In a recent CATO paper entitled “Currency Manipulation and the Trans-Pacific Partnership: What Art Laffer, Fred Bergsten, and Other Hawks Get Wrong”, Daniel J. Ikenson writes about applying countervailing duties to currency manipulation:
Even though any benefits conferred by suppressing a currency’s value are available broadly to producers in the “offending” country, which is an attribute that disqualifies the “offense” as a countervailable subsidy under U.S. law and according to the WTO Agreement on Subsidies and Countervailing Measures, there is support for this approach in Congress.

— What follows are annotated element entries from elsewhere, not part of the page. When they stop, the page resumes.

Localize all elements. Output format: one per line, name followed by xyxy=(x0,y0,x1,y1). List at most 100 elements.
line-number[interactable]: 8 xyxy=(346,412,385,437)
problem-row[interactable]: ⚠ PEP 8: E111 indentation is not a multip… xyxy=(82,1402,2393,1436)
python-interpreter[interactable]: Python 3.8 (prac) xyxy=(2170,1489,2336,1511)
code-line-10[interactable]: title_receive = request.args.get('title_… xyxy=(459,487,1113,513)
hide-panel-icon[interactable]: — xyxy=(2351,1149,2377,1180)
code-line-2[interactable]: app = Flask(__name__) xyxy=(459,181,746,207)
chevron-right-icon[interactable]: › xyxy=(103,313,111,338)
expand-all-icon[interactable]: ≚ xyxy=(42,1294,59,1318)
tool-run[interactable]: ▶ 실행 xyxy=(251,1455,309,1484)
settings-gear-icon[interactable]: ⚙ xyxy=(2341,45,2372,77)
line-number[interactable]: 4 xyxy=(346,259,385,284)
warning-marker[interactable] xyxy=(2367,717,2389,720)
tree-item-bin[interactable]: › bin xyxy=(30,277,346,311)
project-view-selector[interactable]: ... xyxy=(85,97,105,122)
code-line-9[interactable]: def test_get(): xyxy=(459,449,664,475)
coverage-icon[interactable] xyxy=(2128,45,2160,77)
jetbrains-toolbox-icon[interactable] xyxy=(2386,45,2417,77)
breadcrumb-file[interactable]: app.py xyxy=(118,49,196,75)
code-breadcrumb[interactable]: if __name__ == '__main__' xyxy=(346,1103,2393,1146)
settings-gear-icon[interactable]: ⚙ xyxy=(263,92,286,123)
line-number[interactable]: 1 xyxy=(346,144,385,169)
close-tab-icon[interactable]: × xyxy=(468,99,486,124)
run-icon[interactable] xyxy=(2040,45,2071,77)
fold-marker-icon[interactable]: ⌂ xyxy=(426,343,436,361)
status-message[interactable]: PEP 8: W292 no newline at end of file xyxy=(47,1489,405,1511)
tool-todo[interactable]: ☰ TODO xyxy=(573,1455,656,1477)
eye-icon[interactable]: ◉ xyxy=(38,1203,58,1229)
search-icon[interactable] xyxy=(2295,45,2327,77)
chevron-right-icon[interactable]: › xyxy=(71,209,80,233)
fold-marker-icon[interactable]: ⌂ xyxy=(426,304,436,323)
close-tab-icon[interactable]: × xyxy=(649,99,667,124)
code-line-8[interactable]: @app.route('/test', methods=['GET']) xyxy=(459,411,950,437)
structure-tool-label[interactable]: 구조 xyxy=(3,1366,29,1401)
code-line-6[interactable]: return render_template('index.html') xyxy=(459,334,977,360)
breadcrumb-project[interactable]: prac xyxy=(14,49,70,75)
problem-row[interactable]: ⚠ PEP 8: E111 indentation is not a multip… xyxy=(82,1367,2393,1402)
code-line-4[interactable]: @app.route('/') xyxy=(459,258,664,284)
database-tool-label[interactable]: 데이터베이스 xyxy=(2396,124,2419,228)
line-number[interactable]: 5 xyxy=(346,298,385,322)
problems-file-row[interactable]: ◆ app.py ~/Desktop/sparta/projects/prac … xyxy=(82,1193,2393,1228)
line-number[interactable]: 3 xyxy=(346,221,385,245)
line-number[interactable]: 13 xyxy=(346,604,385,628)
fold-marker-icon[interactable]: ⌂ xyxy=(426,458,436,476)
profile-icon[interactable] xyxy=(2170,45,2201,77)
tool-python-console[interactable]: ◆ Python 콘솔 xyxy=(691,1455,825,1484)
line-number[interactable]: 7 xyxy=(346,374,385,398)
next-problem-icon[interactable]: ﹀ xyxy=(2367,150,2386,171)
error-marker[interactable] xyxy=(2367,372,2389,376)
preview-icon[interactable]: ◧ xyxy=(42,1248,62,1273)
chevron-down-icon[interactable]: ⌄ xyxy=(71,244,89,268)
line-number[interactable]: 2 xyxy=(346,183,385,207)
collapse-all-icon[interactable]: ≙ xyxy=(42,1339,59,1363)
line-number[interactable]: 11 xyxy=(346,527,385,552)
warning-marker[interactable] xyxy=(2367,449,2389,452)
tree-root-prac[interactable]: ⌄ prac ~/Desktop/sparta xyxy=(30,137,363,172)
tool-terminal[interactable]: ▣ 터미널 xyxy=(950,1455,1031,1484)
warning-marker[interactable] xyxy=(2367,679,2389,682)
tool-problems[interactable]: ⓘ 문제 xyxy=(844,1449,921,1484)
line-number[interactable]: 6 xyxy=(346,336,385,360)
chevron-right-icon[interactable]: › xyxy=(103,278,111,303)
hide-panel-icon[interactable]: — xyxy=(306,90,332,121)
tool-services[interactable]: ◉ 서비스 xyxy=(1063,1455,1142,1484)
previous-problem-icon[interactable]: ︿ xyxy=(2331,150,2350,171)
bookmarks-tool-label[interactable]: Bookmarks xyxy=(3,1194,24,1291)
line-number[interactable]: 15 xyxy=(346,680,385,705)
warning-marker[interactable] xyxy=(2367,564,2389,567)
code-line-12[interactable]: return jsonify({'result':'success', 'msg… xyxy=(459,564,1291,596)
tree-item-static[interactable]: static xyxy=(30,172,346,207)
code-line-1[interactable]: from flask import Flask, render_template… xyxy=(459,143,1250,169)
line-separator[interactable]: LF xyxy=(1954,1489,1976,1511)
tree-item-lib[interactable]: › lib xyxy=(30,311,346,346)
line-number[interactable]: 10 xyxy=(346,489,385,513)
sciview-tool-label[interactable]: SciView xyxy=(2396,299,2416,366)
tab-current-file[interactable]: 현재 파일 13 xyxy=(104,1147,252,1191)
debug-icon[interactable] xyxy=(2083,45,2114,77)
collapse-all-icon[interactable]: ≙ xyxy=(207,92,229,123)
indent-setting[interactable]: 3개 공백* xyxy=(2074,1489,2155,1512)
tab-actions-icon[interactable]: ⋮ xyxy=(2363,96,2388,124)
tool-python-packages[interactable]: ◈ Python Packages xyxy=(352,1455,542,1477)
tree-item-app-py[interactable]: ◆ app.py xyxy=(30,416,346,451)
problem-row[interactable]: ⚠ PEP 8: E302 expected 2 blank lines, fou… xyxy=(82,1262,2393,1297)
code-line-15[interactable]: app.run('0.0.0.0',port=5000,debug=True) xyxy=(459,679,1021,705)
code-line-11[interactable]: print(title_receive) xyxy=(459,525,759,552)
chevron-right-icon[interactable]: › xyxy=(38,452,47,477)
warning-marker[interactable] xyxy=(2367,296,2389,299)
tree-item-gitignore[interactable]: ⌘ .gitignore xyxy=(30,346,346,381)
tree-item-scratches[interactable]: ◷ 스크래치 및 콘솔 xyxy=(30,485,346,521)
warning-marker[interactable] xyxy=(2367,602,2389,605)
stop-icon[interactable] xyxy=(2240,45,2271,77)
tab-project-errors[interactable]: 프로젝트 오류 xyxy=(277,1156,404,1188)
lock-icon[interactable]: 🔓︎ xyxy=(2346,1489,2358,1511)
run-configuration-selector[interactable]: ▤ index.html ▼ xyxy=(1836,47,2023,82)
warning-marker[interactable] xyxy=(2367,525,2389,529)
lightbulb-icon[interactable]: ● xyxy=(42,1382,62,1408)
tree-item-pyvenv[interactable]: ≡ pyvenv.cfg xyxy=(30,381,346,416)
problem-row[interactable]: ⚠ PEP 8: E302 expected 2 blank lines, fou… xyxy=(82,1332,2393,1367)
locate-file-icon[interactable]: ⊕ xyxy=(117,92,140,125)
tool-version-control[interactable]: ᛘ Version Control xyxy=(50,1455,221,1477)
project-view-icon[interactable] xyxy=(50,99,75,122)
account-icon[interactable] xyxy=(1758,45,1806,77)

This is the nth time that this "specificity" argument appears periodically in various articles. The fact is that it is simply wrong. Since currency manipulation is most likely to be considered as a de facto export susidy under Article 3/SCM, then one has to note that Article 2.3 of the SCM Agreement would then take effect. It stipulates that "Any subsidy falling under the provisions of Article 3 shall be deemed to be specific.
This logic appears clearly for example in the Korea Vessels case where the Panel concluded AFTER finding that the measures at issue were export subsidies:
Since export contingent subsidies fall under the provisions of Article 3 (paragraph 1(a)), they are “specific”. Pursuant to Article 2.3, therefore, we conclude that those PSLs that we have found to be export subsidies are “specific”.